The sight of another person on this surprisingly gloomy walk immediately cheered his spirits. He wanted to walk up to her, chat about the oppressive weather and the lack of activity all around, which was highly unusual. Where was she from? Did she know this area well? If she didn’t mind him asking, was she lost? Perhaps he could help show her the way? His pace quickened and his mood began to lift. He watched her walking slowly away from him, in a short time she would reach the cliffs at the far end of the beach and then she would realise she had missed the footpath onto the fields. He knew the cliffs were sandy and unstable, certainly too dangerous to climb, and so she would have to walk back this way to the stream and perhaps they could share the journey for while?


The track he was on led to a stile to climb over and onto the beach. He often stood on the raised platform to look around.
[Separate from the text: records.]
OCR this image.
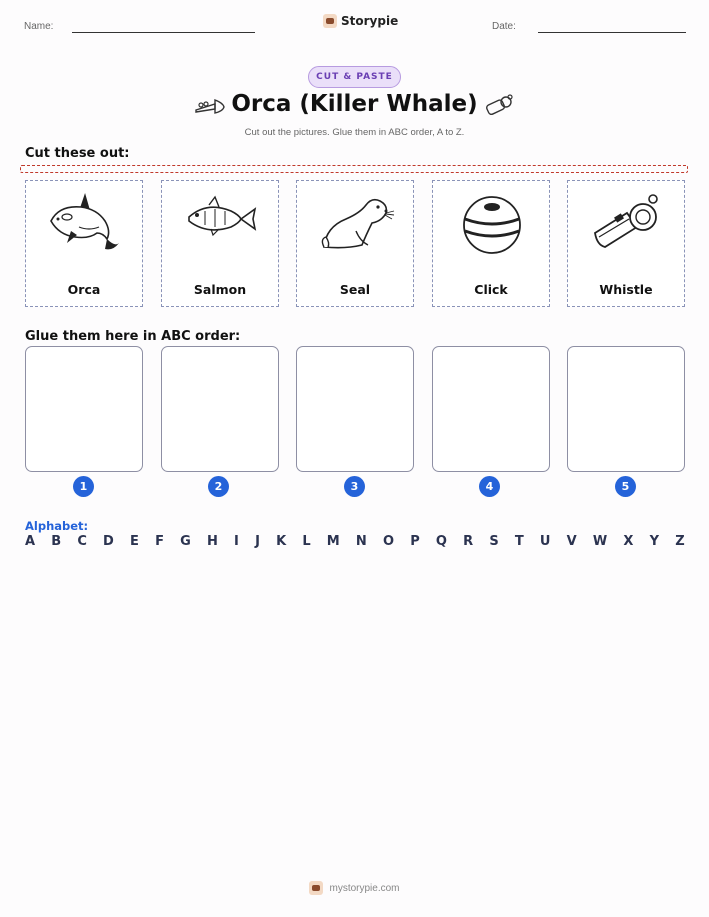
Name:	Storypie	Date:
CUT & PASTE
Orca (Killer Whale)
Cut out the pictures. Glue them in ABC order, A to Z.
Cut these out:
Orca	Salmon	Seal	Click	Whistle
Glue them here in ABC order:
1	2	3	4	5
Alphabet:
A B C D E F G H I J K L M N O P Q R S T U V W X Y Z
mystorypie.com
Many times he had seen cormorants fishing just off shore and loved their primeval snake like necks and dagger beaks and always marvelled at their dark bodies held low in the water and how they dived from view in an instant; mini monsters fishing the deep. For a few seconds he glanced out to sea, perhaps he could point them out to the woman in white and tell her how throwing stones into the water could draw them closer, but today they were hunting elsewhere.

He climbed over the stile and headed out across the beach, but suddenly he stopped in total confusion. The woman had disappeared. How ridiculous! He couldn’t have imagined her, she was right there in front of him only a short while ago. She couldn’t have run back to the path, he would certainly have noticed, and he knew the distant cliffs were un-scalable. So where was she? There was absolutely no sign. He walked quickly along the waters edge to where she had been only moments before. Wet impressions of the soles of her shoes were still on some of the flatter stones, but they stopped after a while and were rapidly evaporating. He looked around for any sign but she had gone, simply disappeared into thin air. In the distance something small and white stood out against the grey stones, a fragment of hope.
He ran to the spot where the snowy paper handkerchief grew heavy and formless on the wet, dark slabs of rock. It was quickly losing its structure and submitting to the destructive power of water. The clawing hands of the waves repeatedly tried to grasp it and take it out to sea, in a few moments they would succeed and all traces of her would be gone.

Despair swept over him and he felt unbearably tired. As the sea claimed the tissue and dragged it away he sank to the ground. All he could do was wait for her to return, as she must. Nothing so real could go forever, that wasn’t the way of things. Yes, she would certainly come back, he knew she would, it was just a matter of time.

As the grasping waves came closer he sank lower onto the beach. Time is all it would take, and just like the sea and sky, time and anticipation merged, heavy and damp as the air.